O ‘Louco’ e os ‘Imbecis’

Nos últimos dias devem ser as palavras que mais se lê por aí, numa menção ao “louco” do Trump e aos “imbecis” que votaram nele.

Não sei se Trump desenvolveu transtornos psíquicos na infância e não me interessa. A mim parece-me bem.  Está a fazer o que disse que iria fazer. Tem os meios. Está consciente das decisões. Ele e a oligarquia financeira que o apoia estão nas suas sete – quer dizer, neste caso, deverão ser 7000 – quintas. A violência da sua governação não é doença mental. É uma questão sociopolítica.

Nós é que parecemos aturdidos e deprimidos, não a precisar de psicoterapia, mas de discernimento. Também vejo imensa gente a culpar os “imbecis” que votaram no “louco”, regressando o enunciado de Umberto Eco que se tornou viral há uns anos – essa ideia de que “as redes sociais deram voz a uma legião de imbecis”. Vamos lá a ver.

A imbecilidade sempre andou por aí. Estava era restringida a quem tinha poder e privilégios, exposta em castelos de reis e rainhas, nos salões da burguesia, ou nas bolhas socioeconómicas do presente.

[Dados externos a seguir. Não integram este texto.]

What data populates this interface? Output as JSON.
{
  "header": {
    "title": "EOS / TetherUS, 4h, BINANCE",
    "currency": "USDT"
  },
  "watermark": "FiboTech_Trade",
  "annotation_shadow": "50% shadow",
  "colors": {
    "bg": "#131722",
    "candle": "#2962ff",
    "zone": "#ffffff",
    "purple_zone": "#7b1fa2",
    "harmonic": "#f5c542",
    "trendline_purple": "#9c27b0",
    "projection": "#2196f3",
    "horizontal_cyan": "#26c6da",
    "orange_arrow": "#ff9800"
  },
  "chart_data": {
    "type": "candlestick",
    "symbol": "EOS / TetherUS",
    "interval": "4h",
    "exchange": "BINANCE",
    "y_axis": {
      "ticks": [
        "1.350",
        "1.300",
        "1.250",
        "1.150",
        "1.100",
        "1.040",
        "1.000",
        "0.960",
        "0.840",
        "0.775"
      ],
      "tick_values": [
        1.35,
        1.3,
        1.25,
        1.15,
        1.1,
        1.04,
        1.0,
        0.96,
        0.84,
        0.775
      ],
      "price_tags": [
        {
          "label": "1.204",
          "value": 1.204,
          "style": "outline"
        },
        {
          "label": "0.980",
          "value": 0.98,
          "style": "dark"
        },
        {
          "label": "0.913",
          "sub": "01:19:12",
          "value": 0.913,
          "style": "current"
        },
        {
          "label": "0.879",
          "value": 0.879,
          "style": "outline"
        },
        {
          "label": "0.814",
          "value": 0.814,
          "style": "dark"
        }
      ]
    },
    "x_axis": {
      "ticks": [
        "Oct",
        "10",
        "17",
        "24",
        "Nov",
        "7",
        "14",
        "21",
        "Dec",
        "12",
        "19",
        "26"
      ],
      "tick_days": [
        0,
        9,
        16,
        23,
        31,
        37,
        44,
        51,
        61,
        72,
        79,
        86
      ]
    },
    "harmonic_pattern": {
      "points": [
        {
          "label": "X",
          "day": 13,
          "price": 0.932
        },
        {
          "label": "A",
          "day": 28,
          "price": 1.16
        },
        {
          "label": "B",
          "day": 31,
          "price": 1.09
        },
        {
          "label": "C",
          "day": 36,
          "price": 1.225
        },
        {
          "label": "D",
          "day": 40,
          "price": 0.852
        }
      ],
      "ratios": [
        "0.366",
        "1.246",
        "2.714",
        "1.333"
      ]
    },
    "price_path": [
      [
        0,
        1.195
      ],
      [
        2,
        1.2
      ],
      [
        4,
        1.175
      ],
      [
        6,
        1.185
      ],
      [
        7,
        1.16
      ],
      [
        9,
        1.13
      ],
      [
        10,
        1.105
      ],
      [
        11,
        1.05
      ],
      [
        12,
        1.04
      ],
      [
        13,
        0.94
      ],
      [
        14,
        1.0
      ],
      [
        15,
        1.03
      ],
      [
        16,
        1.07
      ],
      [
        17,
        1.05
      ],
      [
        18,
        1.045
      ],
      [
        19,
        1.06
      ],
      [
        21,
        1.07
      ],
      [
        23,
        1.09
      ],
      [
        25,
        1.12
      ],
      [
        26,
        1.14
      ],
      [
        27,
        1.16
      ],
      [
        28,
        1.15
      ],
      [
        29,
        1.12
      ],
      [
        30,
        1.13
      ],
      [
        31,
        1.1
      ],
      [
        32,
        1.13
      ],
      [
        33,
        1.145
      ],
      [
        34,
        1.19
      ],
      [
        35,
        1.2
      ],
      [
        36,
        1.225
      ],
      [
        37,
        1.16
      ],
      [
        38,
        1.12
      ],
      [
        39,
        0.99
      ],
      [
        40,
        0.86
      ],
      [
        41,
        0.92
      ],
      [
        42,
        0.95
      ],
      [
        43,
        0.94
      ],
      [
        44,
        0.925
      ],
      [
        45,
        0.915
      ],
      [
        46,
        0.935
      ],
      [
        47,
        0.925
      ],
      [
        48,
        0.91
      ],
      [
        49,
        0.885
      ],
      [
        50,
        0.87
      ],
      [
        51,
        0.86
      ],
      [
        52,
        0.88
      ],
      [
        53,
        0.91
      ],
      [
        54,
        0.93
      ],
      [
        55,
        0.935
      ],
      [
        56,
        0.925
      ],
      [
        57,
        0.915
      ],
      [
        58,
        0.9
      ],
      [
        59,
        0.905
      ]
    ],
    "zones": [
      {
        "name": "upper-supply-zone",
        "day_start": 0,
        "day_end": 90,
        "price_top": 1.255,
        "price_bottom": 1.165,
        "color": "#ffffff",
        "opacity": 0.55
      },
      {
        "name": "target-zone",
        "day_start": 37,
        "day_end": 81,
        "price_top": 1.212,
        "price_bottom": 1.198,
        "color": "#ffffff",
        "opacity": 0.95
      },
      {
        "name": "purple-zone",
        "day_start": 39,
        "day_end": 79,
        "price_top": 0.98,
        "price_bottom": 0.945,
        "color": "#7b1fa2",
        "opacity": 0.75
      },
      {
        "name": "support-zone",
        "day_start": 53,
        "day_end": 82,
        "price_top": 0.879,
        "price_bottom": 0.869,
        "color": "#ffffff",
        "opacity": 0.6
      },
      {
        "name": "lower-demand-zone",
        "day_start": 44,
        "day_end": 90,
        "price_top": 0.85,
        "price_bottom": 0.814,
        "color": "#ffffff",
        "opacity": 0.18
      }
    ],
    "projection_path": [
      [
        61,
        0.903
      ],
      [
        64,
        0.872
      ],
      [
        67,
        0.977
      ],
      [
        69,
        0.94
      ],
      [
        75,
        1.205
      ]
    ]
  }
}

O problema não é tanto a disseminação de notícias falsas, mas a incapacidade de discernir criticamente. Os pressupostos que regem as redes não são assim tão diferentes da realidade offline – capitalização, lucro, esquecer o bem-comum – com o dado adicional de serem menos escrutinadas por mecanismos democráticos, porque vivemos num quadro onde a tecnologia acelera, enquanto a consciência social, a capacidade e tempo em digerir e elaborar a sobrecarga de informação, vai diminuindo. O sonho do capitalismo sem freio.

Não é isso que Trump e Musk estão a tentar fazer offline? Governação autoritária, nas tintas para a democracia, fazendo de imigrantes e minorias bode expiatório, e no final apresentando-se como solução para os humilhados atingidos pelas grandes desigualdades, para gáudio dos que concentram o poder e dinheiro.

Se não formos capazes de desmontar este ardil então os “loucos” e “imbecis” somos nós, incapazes de impor limites, manifestar, pressionar e libertarmo-nos da exploração, ao mesmo tempo que imaginamos uma outra organização social e politica, porque é ela que está profundamente doente. E não é de agora.